POSSIBLE SOLUTION

The key to this solution is to place the final tetrahedron inside a
rectangular box (x by y by z) so that its vertices O, P, Q, and R are also vertices of the box and so that half-side lengths of the original triangle are the side lengths of the box. See the figure below. In particular, P, Q, and R are the midpoints of AB, BC, and AC respectively, and O is the coincidence of A, B, and C.

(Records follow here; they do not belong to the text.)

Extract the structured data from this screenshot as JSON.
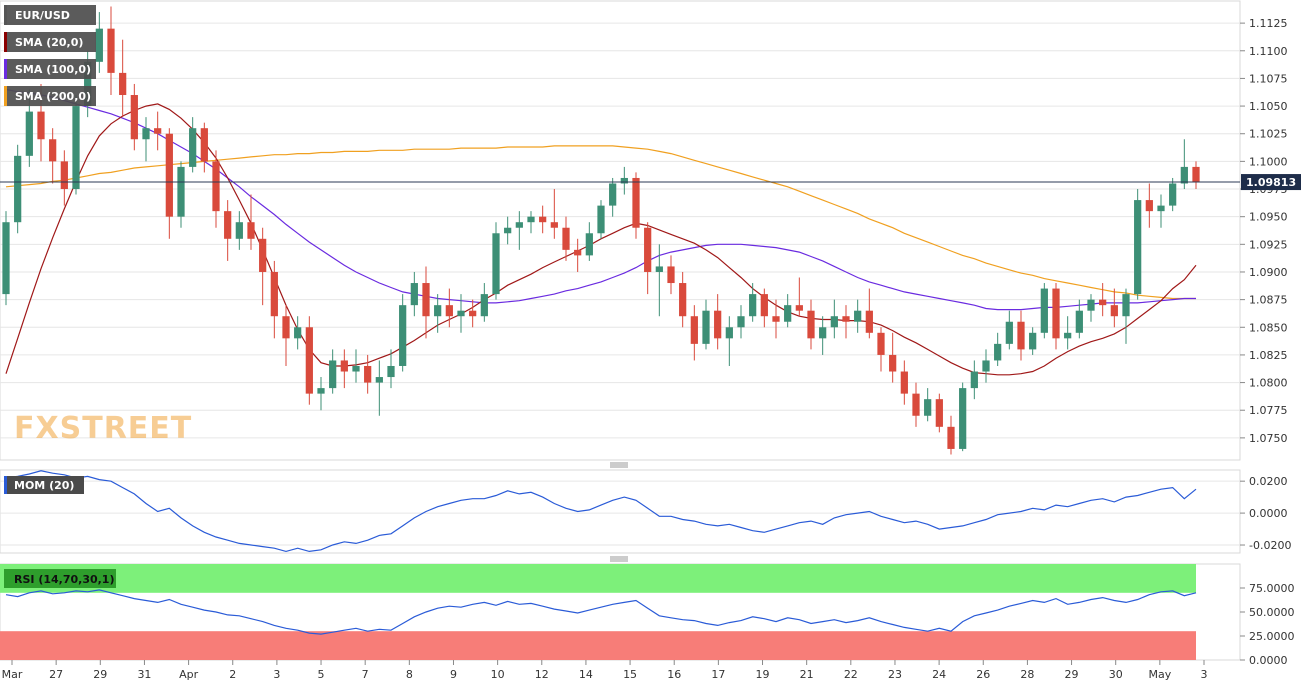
{
  "brand": "FXSTREET",
  "price_tag": "1.09813",
  "legend": [
    {
      "label": "EUR/USD",
      "color": "#555555"
    },
    {
      "label": "SMA (20,0)",
      "color": "#8b0000"
    },
    {
      "label": "SMA (100,0)",
      "color": "#6a2be0"
    },
    {
      "label": "SMA (200,0)",
      "color": "#f0a020"
    }
  ],
  "mom_label": "MOM (20)",
  "rsi_label": "RSI (14,70,30,1)",
  "colors": {
    "bull": "#3d8f76",
    "bear": "#d94a3c",
    "sma20": "#a01818",
    "sma100": "#6a2be0",
    "sma200": "#f0a020",
    "mom": "#2a5bd7",
    "rsi": "#2a5bd7",
    "overbought": "#7df07a",
    "oversold": "#f77d78"
  },
  "chart_data": [
    {
      "type": "candlestick",
      "title": "EUR/USD",
      "ylim": [
        1.073,
        1.1145
      ],
      "y_ticks": [
        "1.1125",
        "1.1100",
        "1.1075",
        "1.1050",
        "1.1025",
        "1.1000",
        "1.0975",
        "1.0950",
        "1.0925",
        "1.0900",
        "1.0875",
        "1.0850",
        "1.0825",
        "1.0800",
        "1.0775",
        "1.0750"
      ],
      "x_tick_labels": [
        "Mar",
        "27",
        "29",
        "31",
        "Apr",
        "2",
        "3",
        "5",
        "7",
        "8",
        "9",
        "10",
        "12",
        "14",
        "15",
        "16",
        "17",
        "19",
        "21",
        "22",
        "23",
        "24",
        "26",
        "28",
        "29",
        "30",
        "May",
        "3"
      ],
      "last_price": 1.09813,
      "ohlc": [
        [
          1.088,
          1.0955,
          1.087,
          1.0945
        ],
        [
          1.0945,
          1.1015,
          1.0935,
          1.1005
        ],
        [
          1.1005,
          1.1065,
          1.0995,
          1.1045
        ],
        [
          1.1045,
          1.107,
          1.1,
          1.102
        ],
        [
          1.102,
          1.103,
          1.098,
          1.1
        ],
        [
          1.1,
          1.101,
          1.096,
          1.0975
        ],
        [
          1.0975,
          1.106,
          1.097,
          1.105
        ],
        [
          1.105,
          1.11,
          1.104,
          1.109
        ],
        [
          1.109,
          1.1135,
          1.108,
          1.112
        ],
        [
          1.112,
          1.114,
          1.106,
          1.108
        ],
        [
          1.108,
          1.111,
          1.104,
          1.106
        ],
        [
          1.106,
          1.107,
          1.101,
          1.102
        ],
        [
          1.102,
          1.104,
          1.1,
          1.103
        ],
        [
          1.103,
          1.1045,
          1.101,
          1.1025
        ],
        [
          1.1025,
          1.103,
          1.093,
          1.095
        ],
        [
          1.095,
          1.1,
          1.094,
          1.0995
        ],
        [
          1.0995,
          1.104,
          1.099,
          1.103
        ],
        [
          1.103,
          1.1035,
          1.099,
          1.1
        ],
        [
          1.1,
          1.101,
          1.094,
          1.0955
        ],
        [
          1.0955,
          1.0965,
          1.091,
          1.093
        ],
        [
          1.093,
          1.0955,
          1.092,
          1.0945
        ],
        [
          1.0945,
          1.097,
          1.092,
          1.093
        ],
        [
          1.093,
          1.094,
          1.087,
          1.09
        ],
        [
          1.09,
          1.091,
          1.084,
          1.086
        ],
        [
          1.086,
          1.087,
          1.0815,
          1.084
        ],
        [
          1.084,
          1.086,
          1.083,
          1.085
        ],
        [
          1.085,
          1.086,
          1.078,
          1.079
        ],
        [
          1.079,
          1.0805,
          1.0775,
          1.0795
        ],
        [
          1.0795,
          1.083,
          1.079,
          1.082
        ],
        [
          1.082,
          1.083,
          1.0795,
          1.081
        ],
        [
          1.081,
          1.083,
          1.08,
          1.0815
        ],
        [
          1.0815,
          1.0825,
          1.079,
          1.08
        ],
        [
          1.08,
          1.082,
          1.077,
          1.0805
        ],
        [
          1.0805,
          1.083,
          1.0795,
          1.0815
        ],
        [
          1.0815,
          1.088,
          1.081,
          1.087
        ],
        [
          1.087,
          1.09,
          1.086,
          1.089
        ],
        [
          1.089,
          1.0905,
          1.084,
          1.086
        ],
        [
          1.086,
          1.088,
          1.0845,
          1.087
        ],
        [
          1.087,
          1.0885,
          1.085,
          1.086
        ],
        [
          1.086,
          1.088,
          1.0845,
          1.0865
        ],
        [
          1.0865,
          1.0875,
          1.085,
          1.086
        ],
        [
          1.086,
          1.089,
          1.0855,
          1.088
        ],
        [
          1.088,
          1.0945,
          1.0875,
          1.0935
        ],
        [
          1.0935,
          1.095,
          1.0925,
          1.094
        ],
        [
          1.094,
          1.0955,
          1.092,
          1.0945
        ],
        [
          1.0945,
          1.0955,
          1.0935,
          1.095
        ],
        [
          1.095,
          1.096,
          1.0935,
          1.0945
        ],
        [
          1.0945,
          1.0975,
          1.093,
          1.094
        ],
        [
          1.094,
          1.095,
          1.091,
          1.092
        ],
        [
          1.092,
          1.093,
          1.09,
          1.0915
        ],
        [
          1.0915,
          1.0945,
          1.091,
          1.0935
        ],
        [
          1.0935,
          1.0965,
          1.093,
          1.096
        ],
        [
          1.096,
          1.0985,
          1.095,
          1.098
        ],
        [
          1.098,
          1.0995,
          1.097,
          1.0985
        ],
        [
          1.0985,
          1.099,
          1.093,
          1.094
        ],
        [
          1.094,
          1.0945,
          1.088,
          1.09
        ],
        [
          1.09,
          1.0925,
          1.086,
          1.0905
        ],
        [
          1.0905,
          1.0915,
          1.088,
          1.089
        ],
        [
          1.089,
          1.09,
          1.085,
          1.086
        ],
        [
          1.086,
          1.087,
          1.082,
          1.0835
        ],
        [
          1.0835,
          1.0875,
          1.083,
          1.0865
        ],
        [
          1.0865,
          1.088,
          1.083,
          1.084
        ],
        [
          1.084,
          1.086,
          1.0815,
          1.085
        ],
        [
          1.085,
          1.087,
          1.084,
          1.086
        ],
        [
          1.086,
          1.089,
          1.0855,
          1.088
        ],
        [
          1.088,
          1.0885,
          1.085,
          1.086
        ],
        [
          1.086,
          1.0875,
          1.084,
          1.0855
        ],
        [
          1.0855,
          1.088,
          1.085,
          1.087
        ],
        [
          1.087,
          1.0895,
          1.086,
          1.0865
        ],
        [
          1.0865,
          1.0875,
          1.083,
          1.084
        ],
        [
          1.084,
          1.086,
          1.0825,
          1.085
        ],
        [
          1.085,
          1.0875,
          1.084,
          1.086
        ],
        [
          1.086,
          1.087,
          1.084,
          1.0855
        ],
        [
          1.0855,
          1.0875,
          1.0845,
          1.0865
        ],
        [
          1.0865,
          1.0885,
          1.084,
          1.0845
        ],
        [
          1.0845,
          1.085,
          1.081,
          1.0825
        ],
        [
          1.0825,
          1.0845,
          1.08,
          1.081
        ],
        [
          1.081,
          1.082,
          1.078,
          1.079
        ],
        [
          1.079,
          1.08,
          1.076,
          1.077
        ],
        [
          1.077,
          1.0795,
          1.0765,
          1.0785
        ],
        [
          1.0785,
          1.079,
          1.0755,
          1.076
        ],
        [
          1.076,
          1.077,
          1.0735,
          1.074
        ],
        [
          1.074,
          1.08,
          1.0738,
          1.0795
        ],
        [
          1.0795,
          1.082,
          1.0785,
          1.081
        ],
        [
          1.081,
          1.083,
          1.08,
          1.082
        ],
        [
          1.082,
          1.0845,
          1.0815,
          1.0835
        ],
        [
          1.0835,
          1.0865,
          1.083,
          1.0855
        ],
        [
          1.0855,
          1.0865,
          1.082,
          1.083
        ],
        [
          1.083,
          1.085,
          1.0825,
          1.0845
        ],
        [
          1.0845,
          1.089,
          1.084,
          1.0885
        ],
        [
          1.0885,
          1.089,
          1.083,
          1.084
        ],
        [
          1.084,
          1.086,
          1.083,
          1.0845
        ],
        [
          1.0845,
          1.0875,
          1.084,
          1.0865
        ],
        [
          1.0865,
          1.088,
          1.0855,
          1.0875
        ],
        [
          1.0875,
          1.089,
          1.086,
          1.087
        ],
        [
          1.087,
          1.0885,
          1.085,
          1.086
        ],
        [
          1.086,
          1.0885,
          1.0835,
          1.088
        ],
        [
          1.088,
          1.0975,
          1.0875,
          1.0965
        ],
        [
          1.0965,
          1.098,
          1.094,
          1.0955
        ],
        [
          1.0955,
          1.097,
          1.094,
          1.096
        ],
        [
          1.096,
          1.0985,
          1.0955,
          1.098
        ],
        [
          1.098,
          1.102,
          1.0975,
          1.0995
        ],
        [
          1.0995,
          1.1,
          1.0975,
          1.0981
        ]
      ],
      "sma20": [
        1.0808,
        1.084,
        1.0872,
        1.0903,
        1.0931,
        1.0957,
        1.0982,
        1.1005,
        1.1023,
        1.1034,
        1.1041,
        1.1046,
        1.105,
        1.1052,
        1.1047,
        1.1039,
        1.1029,
        1.1017,
        1.1003,
        1.0985,
        1.0965,
        1.0944,
        1.092,
        1.0895,
        1.087,
        1.0848,
        1.083,
        1.0818,
        1.0815,
        1.0815,
        1.0816,
        1.0818,
        1.0822,
        1.0826,
        1.0832,
        1.0838,
        1.0845,
        1.0852,
        1.0857,
        1.0862,
        1.0868,
        1.0875,
        1.0881,
        1.0888,
        1.0893,
        1.0898,
        1.0904,
        1.0909,
        1.0914,
        1.0919,
        1.0924,
        1.093,
        1.0935,
        1.094,
        1.0944,
        1.0942,
        1.0938,
        1.0934,
        1.093,
        1.0926,
        1.092,
        1.0913,
        1.0904,
        1.0895,
        1.0885,
        1.0877,
        1.087,
        1.0864,
        1.086,
        1.0858,
        1.0857,
        1.0857,
        1.0856,
        1.0856,
        1.0855,
        1.0852,
        1.0847,
        1.0841,
        1.0836,
        1.083,
        1.0824,
        1.0818,
        1.0813,
        1.0809,
        1.0808,
        1.0807,
        1.0807,
        1.0808,
        1.081,
        1.0815,
        1.0822,
        1.0828,
        1.0833,
        1.0837,
        1.084,
        1.0844,
        1.085,
        1.0858,
        1.0866,
        1.0874,
        1.0885,
        1.0893,
        1.0906
      ],
      "sma100": [
        1.1065,
        1.1063,
        1.1062,
        1.106,
        1.1058,
        1.1055,
        1.1052,
        1.1049,
        1.1046,
        1.1043,
        1.1039,
        1.1035,
        1.103,
        1.1025,
        1.1019,
        1.1013,
        1.1007,
        1.1,
        1.0993,
        1.0985,
        1.0977,
        1.0968,
        1.096,
        1.0952,
        1.0943,
        1.0935,
        1.0927,
        1.092,
        1.0913,
        1.0906,
        1.09,
        1.0895,
        1.089,
        1.0886,
        1.0882,
        1.088,
        1.0878,
        1.0876,
        1.0875,
        1.0874,
        1.0873,
        1.0872,
        1.0872,
        1.0873,
        1.0874,
        1.0876,
        1.0878,
        1.088,
        1.0883,
        1.0885,
        1.0888,
        1.0891,
        1.0895,
        1.0899,
        1.0904,
        1.091,
        1.0915,
        1.0918,
        1.092,
        1.0922,
        1.0924,
        1.0925,
        1.0925,
        1.0925,
        1.0924,
        1.0923,
        1.0922,
        1.092,
        1.0918,
        1.0914,
        1.091,
        1.0905,
        1.09,
        1.0895,
        1.0891,
        1.0888,
        1.0885,
        1.0882,
        1.088,
        1.0878,
        1.0876,
        1.0874,
        1.0872,
        1.087,
        1.0867,
        1.0866,
        1.0866,
        1.0866,
        1.0867,
        1.0868,
        1.0868,
        1.0869,
        1.087,
        1.0871,
        1.0872,
        1.0872,
        1.0872,
        1.0872,
        1.0873,
        1.0874,
        1.0875,
        1.0876,
        1.0876
      ],
      "sma200": [
        1.0977,
        1.0978,
        1.0979,
        1.098,
        1.0982,
        1.0983,
        1.0985,
        1.0987,
        1.0989,
        1.099,
        1.0992,
        1.0994,
        1.0995,
        1.0996,
        1.0997,
        1.0998,
        1.0999,
        1.1,
        1.1001,
        1.1002,
        1.1003,
        1.1004,
        1.1005,
        1.1006,
        1.1006,
        1.1007,
        1.1007,
        1.1008,
        1.1008,
        1.1009,
        1.1009,
        1.1009,
        1.101,
        1.101,
        1.101,
        1.1011,
        1.1011,
        1.1011,
        1.1011,
        1.1012,
        1.1012,
        1.1012,
        1.1012,
        1.1013,
        1.1013,
        1.1013,
        1.1013,
        1.1014,
        1.1014,
        1.1014,
        1.1014,
        1.1014,
        1.1014,
        1.1013,
        1.1012,
        1.1011,
        1.1009,
        1.1007,
        1.1004,
        1.1001,
        1.0998,
        1.0995,
        1.0992,
        1.0989,
        1.0986,
        1.0983,
        1.098,
        1.0977,
        1.0973,
        1.0969,
        1.0965,
        1.0961,
        1.0957,
        1.0953,
        1.0948,
        1.0944,
        1.094,
        1.0935,
        1.0931,
        1.0927,
        1.0923,
        1.0919,
        1.0915,
        1.0912,
        1.0908,
        1.0905,
        1.0902,
        1.0899,
        1.0897,
        1.0894,
        1.0892,
        1.089,
        1.0888,
        1.0886,
        1.0884,
        1.0882,
        1.0881,
        1.0879,
        1.0878,
        1.0877,
        1.0876,
        1.0876,
        1.0876
      ]
    },
    {
      "type": "line",
      "title": "MOM (20)",
      "ylim": [
        -0.025,
        0.027
      ],
      "y_ticks": [
        "0.0200",
        "0.0000",
        "-0.0200"
      ],
      "values": [
        0.022,
        0.023,
        0.0245,
        0.0265,
        0.025,
        0.024,
        0.022,
        0.023,
        0.021,
        0.02,
        0.016,
        0.012,
        0.006,
        0.001,
        0.003,
        -0.003,
        -0.008,
        -0.012,
        -0.015,
        -0.017,
        -0.019,
        -0.02,
        -0.021,
        -0.022,
        -0.024,
        -0.022,
        -0.024,
        -0.023,
        -0.02,
        -0.018,
        -0.019,
        -0.017,
        -0.014,
        -0.013,
        -0.008,
        -0.003,
        0.001,
        0.004,
        0.006,
        0.008,
        0.009,
        0.009,
        0.011,
        0.014,
        0.012,
        0.013,
        0.01,
        0.006,
        0.003,
        0.001,
        0.002,
        0.005,
        0.008,
        0.01,
        0.008,
        0.003,
        -0.002,
        -0.002,
        -0.004,
        -0.005,
        -0.007,
        -0.008,
        -0.007,
        -0.009,
        -0.011,
        -0.012,
        -0.01,
        -0.008,
        -0.006,
        -0.005,
        -0.007,
        -0.003,
        -0.001,
        0.0,
        0.001,
        -0.002,
        -0.004,
        -0.006,
        -0.005,
        -0.007,
        -0.01,
        -0.009,
        -0.008,
        -0.006,
        -0.004,
        -0.001,
        0.0,
        0.001,
        0.003,
        0.002,
        0.005,
        0.004,
        0.006,
        0.008,
        0.009,
        0.007,
        0.01,
        0.011,
        0.013,
        0.015,
        0.016,
        0.009,
        0.015
      ]
    },
    {
      "type": "line",
      "title": "RSI (14,70,30,1)",
      "ylim": [
        0,
        100
      ],
      "y_ticks": [
        "75.0000",
        "50.0000",
        "25.0000",
        "0.0000"
      ],
      "overbought": 70,
      "oversold": 30,
      "values": [
        68,
        66,
        70,
        72,
        69,
        70,
        72,
        71,
        73,
        70,
        67,
        64,
        62,
        60,
        63,
        58,
        55,
        52,
        50,
        47,
        46,
        43,
        40,
        36,
        33,
        31,
        28,
        27,
        29,
        31,
        33,
        30,
        32,
        31,
        38,
        45,
        50,
        54,
        56,
        55,
        58,
        60,
        57,
        61,
        58,
        59,
        56,
        53,
        51,
        49,
        52,
        55,
        58,
        60,
        62,
        54,
        46,
        44,
        42,
        41,
        38,
        36,
        39,
        41,
        45,
        43,
        40,
        44,
        42,
        38,
        40,
        42,
        39,
        41,
        44,
        40,
        37,
        34,
        32,
        30,
        33,
        30,
        40,
        46,
        49,
        52,
        56,
        59,
        62,
        60,
        64,
        58,
        60,
        63,
        65,
        62,
        60,
        63,
        68,
        71,
        72,
        67,
        70
      ]
    }
  ]
}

The box is partitioned by the desired tetrahedron into five tetrahedra: the one we're interested in, and four other congruent ones each of which has base area xy/2 and height z, and hence volume (1/3)(xy/2) = (1/6)(x y z). This gives us the volume of OPQR as x y z - 4 (1/6)(x y z) = (1/3)(x y z). So, all we have to do is determine x, y, and z and we're done.

The side lengths x, y, and z are determined by the system
x^2 + y^2 = (21/2)^2
x^2 + z^2 = (10)^2
y^2 + z^2 = (11/2)^2
which yields x^2 = 90, y^2 = 81/4, and z^2 = 10 so that x = 3 sqrt(10), y = 9/2, and z = sqrt(10) so that the volume of the tetrahedron is (1/3) x y z = 45.